Danıştay Kararı 4. Daire 1998/327 E. 1999/1391 K. 15.04.1999 T.

4. Daire         1998/327 E.  ,  1999/1391 K.
T.C.
D A N I Ş T A Y
DÖRDÜNCÜ DAİRE
Esas No : 1998/327
Karar No: 1999/1391

Temyiz Eden : …
Vekili : …
Karşı Taraf : Galata Vergi Dairesi Müdürlüğü-İSTANBUL
İstemin Özeti : 1994 yılı kazançlarına ilişkin olarak kurumlar vergisi ve muhtasar beyannamelerini veren davacı şirket 4108 sayılı Kanun’la Kurumlar Vergisi Kanunu’nun 25 ve Gelir Vergisi Kanunu’nun 75/4 üncü maddelerinde yapılan değişiklikler uyarınca kurumlar vergisi ve gelir (stopaj) vergilerine ilişkin düzeltme beyannameleri vermiştir. Davacının, kurumlar vergisi düzeltme beyannamesi kabul edilmemiş ancak gelir (stopaj) vergisine ilişkin düzeltme beyannamesi kabul edilerek tahakkuk fişi düzenlenmiştir. Davacı, gelir (stopaj) vergisine ilişkin düzeltme beyannamesinin sehven verildiğini ileri sürerek düzeltme yoluyla idareye başvurmuş, başvurunun cevap verilmemek suretiyle reddi üzerine tahakkuk fişinin iptali için dava açmıştır. … Vergi Mahkemesi … gün ve E:…, K:… sayılı kararıyla; olayda, İdarece davacı şirket tarafından sehven verilen kurumlar vergisi düzeltme beyannamesinin kabul edilmediği, ancak ödenecek gelir (stopaj) vergisini artıran düzeltme beyannamesi kabul edilerek tahakkuk fişi düzenlendiğinin anlaşıldığı, bu durumda, davacı şirketin İdare ile kurumlar vergisi yönünden ihtilaflı olmasının, kendi iradesi ile verdiği muhtasar beyannameye göre düzenlenen tahakkuk fişinin iptalini ve tahakkuk eden gelir (stopaj) vergisi ile fon payının terkinini gerektirmediği gerekçesiyle davanın reddine karar vermiştir.
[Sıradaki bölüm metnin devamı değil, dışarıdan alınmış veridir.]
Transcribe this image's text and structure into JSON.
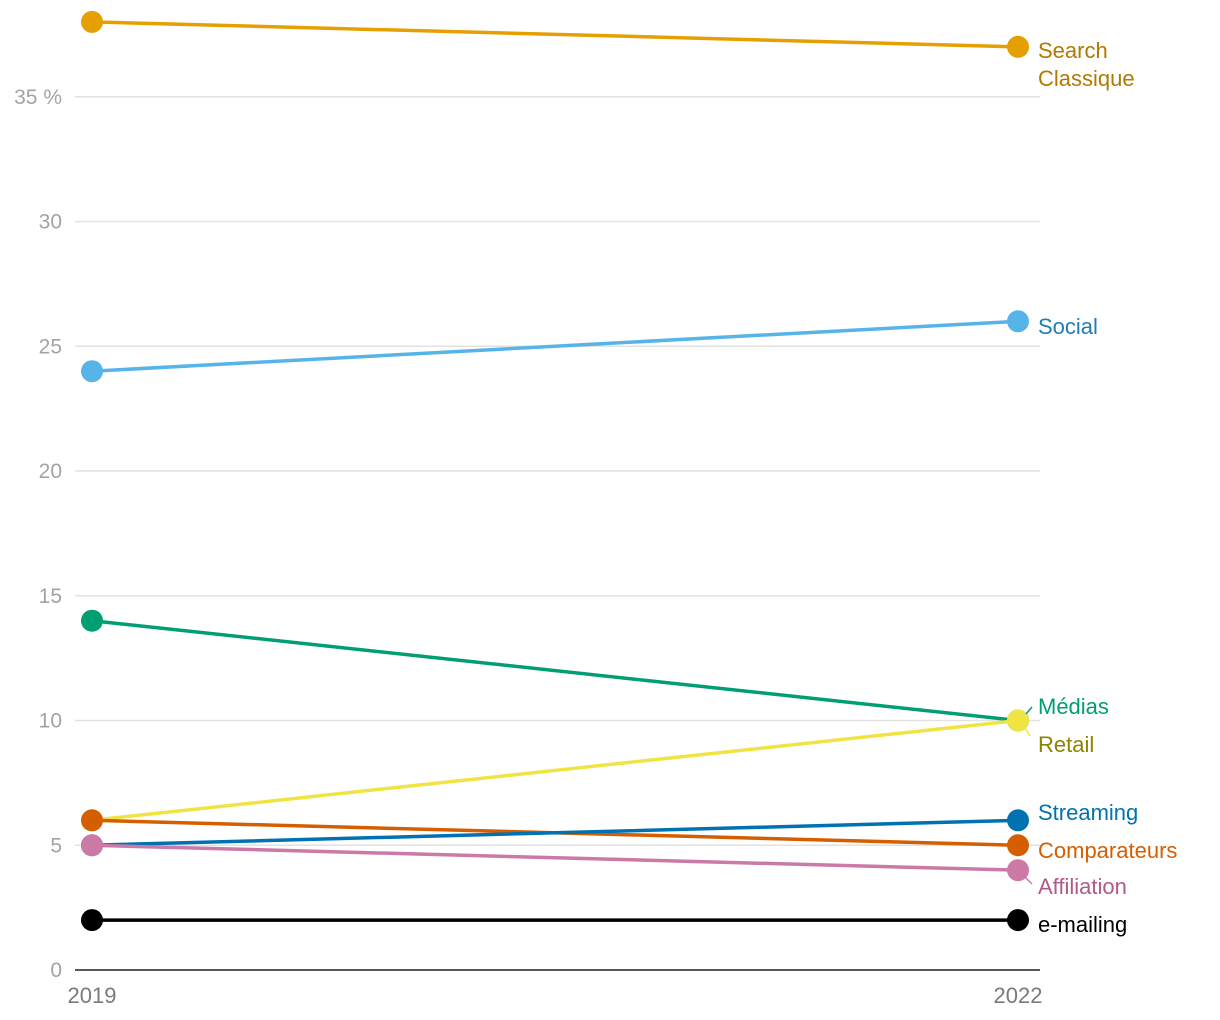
{
  "chart_data": {
    "type": "line",
    "chart_style": "slope",
    "x": [
      "2019",
      "2022"
    ],
    "ylim": [
      0,
      38
    ],
    "y_ticks": [
      0,
      5,
      10,
      15,
      20,
      25,
      30,
      35
    ],
    "y_tick_labels": [
      "0",
      "5",
      "10",
      "15",
      "20",
      "25",
      "30",
      "35 %"
    ],
    "grid": true,
    "legend": "direct labels at right end of lines",
    "series": [
      {
        "name": "Search Classique",
        "label_lines": [
          "Search",
          "Classique"
        ],
        "values": [
          38,
          37
        ],
        "color": "#E69F00",
        "label_color": "#B07A00"
      },
      {
        "name": "Social",
        "label_lines": [
          "Social"
        ],
        "values": [
          24,
          26
        ],
        "color": "#56B4E9",
        "label_color": "#1F7DB3"
      },
      {
        "name": "Médias",
        "label_lines": [
          "Médias"
        ],
        "values": [
          14,
          10
        ],
        "color": "#009E73",
        "label_color": "#009E73"
      },
      {
        "name": "Retail",
        "label_lines": [
          "Retail"
        ],
        "values": [
          6,
          10
        ],
        "color": "#F0E442",
        "label_color": "#8C8400"
      },
      {
        "name": "Streaming",
        "label_lines": [
          "Streaming"
        ],
        "values": [
          5,
          6
        ],
        "color": "#0072B2",
        "label_color": "#0072B2"
      },
      {
        "name": "Comparateurs",
        "label_lines": [
          "Comparateurs"
        ],
        "values": [
          6,
          5
        ],
        "color": "#D55E00",
        "label_color": "#D55E00"
      },
      {
        "name": "Affiliation",
        "label_lines": [
          "Affiliation"
        ],
        "values": [
          5,
          4
        ],
        "color": "#CC79A7",
        "label_color": "#B05A8C"
      },
      {
        "name": "e-mailing",
        "label_lines": [
          "e-mailing"
        ],
        "values": [
          2,
          2
        ],
        "color": "#000000",
        "label_color": "#000000"
      }
    ]
  }
}
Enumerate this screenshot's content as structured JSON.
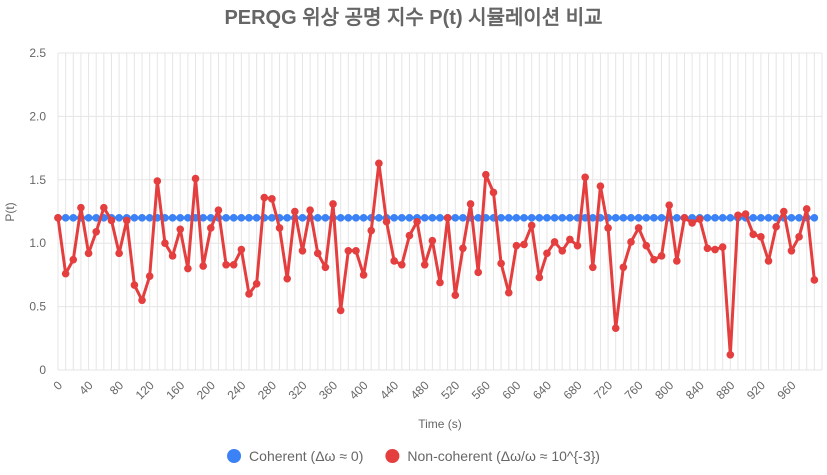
{
  "chart_data": {
    "type": "line",
    "title": "PERQG 위상 공명 지수 P(t) 시뮬레이션 비교",
    "xlabel": "Time (s)",
    "ylabel": "P(t)",
    "ylim": [
      0,
      2.5
    ],
    "yticks": [
      "0",
      "0.5",
      "1.0",
      "1.5",
      "2.0",
      "2.5"
    ],
    "xlim": [
      0,
      1000
    ],
    "xticks": [
      "0",
      "40",
      "80",
      "120",
      "160",
      "200",
      "240",
      "280",
      "320",
      "360",
      "400",
      "440",
      "480",
      "520",
      "560",
      "600",
      "640",
      "680",
      "720",
      "760",
      "800",
      "840",
      "880",
      "920",
      "960"
    ],
    "grid": true,
    "legend_position": "bottom",
    "x": [
      0,
      10,
      20,
      30,
      40,
      50,
      60,
      70,
      80,
      90,
      100,
      110,
      120,
      130,
      140,
      150,
      160,
      170,
      180,
      190,
      200,
      210,
      220,
      230,
      240,
      250,
      260,
      270,
      280,
      290,
      300,
      310,
      320,
      330,
      340,
      350,
      360,
      370,
      380,
      390,
      400,
      410,
      420,
      430,
      440,
      450,
      460,
      470,
      480,
      490,
      500,
      510,
      520,
      530,
      540,
      550,
      560,
      570,
      580,
      590,
      600,
      610,
      620,
      630,
      640,
      650,
      660,
      670,
      680,
      690,
      700,
      710,
      720,
      730,
      740,
      750,
      760,
      770,
      780,
      790,
      800,
      810,
      820,
      830,
      840,
      850,
      860,
      870,
      880,
      890,
      900,
      910,
      920,
      930,
      940,
      950,
      960,
      970,
      980,
      990
    ],
    "series": [
      {
        "name": "Coherent (Δω ≈ 0)",
        "color": "#3b82f6",
        "values": [
          1.2,
          1.2,
          1.2,
          1.2,
          1.2,
          1.2,
          1.2,
          1.2,
          1.2,
          1.2,
          1.2,
          1.2,
          1.2,
          1.2,
          1.2,
          1.2,
          1.2,
          1.2,
          1.2,
          1.2,
          1.2,
          1.2,
          1.2,
          1.2,
          1.2,
          1.2,
          1.2,
          1.2,
          1.2,
          1.2,
          1.2,
          1.2,
          1.2,
          1.2,
          1.2,
          1.2,
          1.2,
          1.2,
          1.2,
          1.2,
          1.2,
          1.2,
          1.2,
          1.2,
          1.2,
          1.2,
          1.2,
          1.2,
          1.2,
          1.2,
          1.2,
          1.2,
          1.2,
          1.2,
          1.2,
          1.2,
          1.2,
          1.2,
          1.2,
          1.2,
          1.2,
          1.2,
          1.2,
          1.2,
          1.2,
          1.2,
          1.2,
          1.2,
          1.2,
          1.2,
          1.2,
          1.2,
          1.2,
          1.2,
          1.2,
          1.2,
          1.2,
          1.2,
          1.2,
          1.2,
          1.2,
          1.2,
          1.2,
          1.2,
          1.2,
          1.2,
          1.2,
          1.2,
          1.2,
          1.2,
          1.2,
          1.2,
          1.2,
          1.2,
          1.2,
          1.2,
          1.2,
          1.2,
          1.2,
          1.2
        ]
      },
      {
        "name": "Non-coherent (Δω/ω ≈ 10^{-3})",
        "color": "#e53e3e",
        "values": [
          1.2,
          0.76,
          0.87,
          1.28,
          0.92,
          1.09,
          1.28,
          1.18,
          0.92,
          1.18,
          0.67,
          0.55,
          0.74,
          1.49,
          1.0,
          0.9,
          1.11,
          0.8,
          1.51,
          0.82,
          1.12,
          1.26,
          0.83,
          0.83,
          0.95,
          0.6,
          0.68,
          1.36,
          1.35,
          1.12,
          0.72,
          1.25,
          0.94,
          1.26,
          0.92,
          0.81,
          1.31,
          0.47,
          0.94,
          0.94,
          0.75,
          1.1,
          1.63,
          1.17,
          0.86,
          0.83,
          1.06,
          1.17,
          0.83,
          1.02,
          0.69,
          1.2,
          0.59,
          0.96,
          1.31,
          0.77,
          1.54,
          1.4,
          0.84,
          0.61,
          0.98,
          0.99,
          1.14,
          0.73,
          0.92,
          1.01,
          0.94,
          1.03,
          0.98,
          1.52,
          0.81,
          1.45,
          1.12,
          0.33,
          0.81,
          1.01,
          1.12,
          0.98,
          0.87,
          0.9,
          1.3,
          0.86,
          1.2,
          1.16,
          1.19,
          0.96,
          0.95,
          0.97,
          0.12,
          1.22,
          1.23,
          1.07,
          1.05,
          0.86,
          1.13,
          1.25,
          0.94,
          1.05,
          1.27,
          0.71
        ]
      }
    ]
  }
}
Davacı, şirket, sehven verilen kurumlar vergisi düzeltme beyannamesi kabul edilmediği halde buna bağlı muhtasar beyannamenin kabul edilerek tahakkuk fişi düzenlenmesinin usul ve yasaya aykırı olduğunu ileri sürerek kararın bozulmasını istemektedir.
Savunmanın Özeti : Yasal dayanaktan yoksun temyiz isteminin reddi gerektiği savunulmaktadır.
Danıştay Savcısı …’in Düşüncesi : Temyiz dilekçesinde öne sürülen hususlar, 2577 sayılı İdari Yargılama Usulü Yasasının 49. maddesinin 1. fıkrasında belirtilen nedenlerden hiçbirisine uymayıp vergi mahkemesince verilen kararın dayandığı hukuki ve yasal nedenler karşısında, anılan kararın bozulmasını gerektirir nitelikte görülmemektedir.
Açıklanan nedenle temyiz isteminin reddi ile vergi mahkemesi kararının onanması gerektiği düşünülmektedir.
Tetkik Hakimi …’ın Düşüncesi : Olayda, yatırım indirimi tutarının menkul sermaye iradı matrahına dahil edilmeyeceği açık olduğundan, mevzuda hata yapıldığı gözönüne alınıp bu esas çerçevesinde incelenerek, yeniden bir karar verilmek üzere mahkeme kararının bozulması gerektiği düşünülmektedir.

TÜRK MİLLETİ ADINA
Hüküm veren Danıştay Dördüncü Dairesince gereği görüşüldü:
213 sayılı Vergi Usul Kanunu’nun “Dava Konusu” başlıklı 378 inci maddesinin ikinci paragrafında, mükelleflerin beyan ettikleri matrahlara ve bu matrahlar üzerinden tarh edilen vergilere karşı dava açamayacakları, bu kanunun vergi hatalarına ait hükümlerinin mahfuz olduğu düzenlenmiştir. Aynı Kanun’un “Vergi Hatalarını Düzeltme” başlıklı üçüncü bölümünde yer alan 116 ncı maddesinde; vergi hatası,vergiye ilişkin hesaplarda ve vergilendirmede yapılan hatalar yüzünden haksız yere fazla veya eksik vergi istenmesi ve alınması şeklinde tanımlanmış, 118 inci maddesinde ise vergilendirme hataları, mükellefin şahsında hata,mükellefiyette hata, mevzuda hata,vergilendirme veya muafiyet döneminde hata olarak sayılmıştır. 3 üncü bentte sayılan “mevzuda hata”; Açık olarak vergi mevzuuna girmeyen veya vergiden müstesna bulunan gelir, servet, madde, kıymet, evrak ve işlemler üzerinden vergi istenmesi ve alınmasıdır, şeklinde tanımlanmıştır.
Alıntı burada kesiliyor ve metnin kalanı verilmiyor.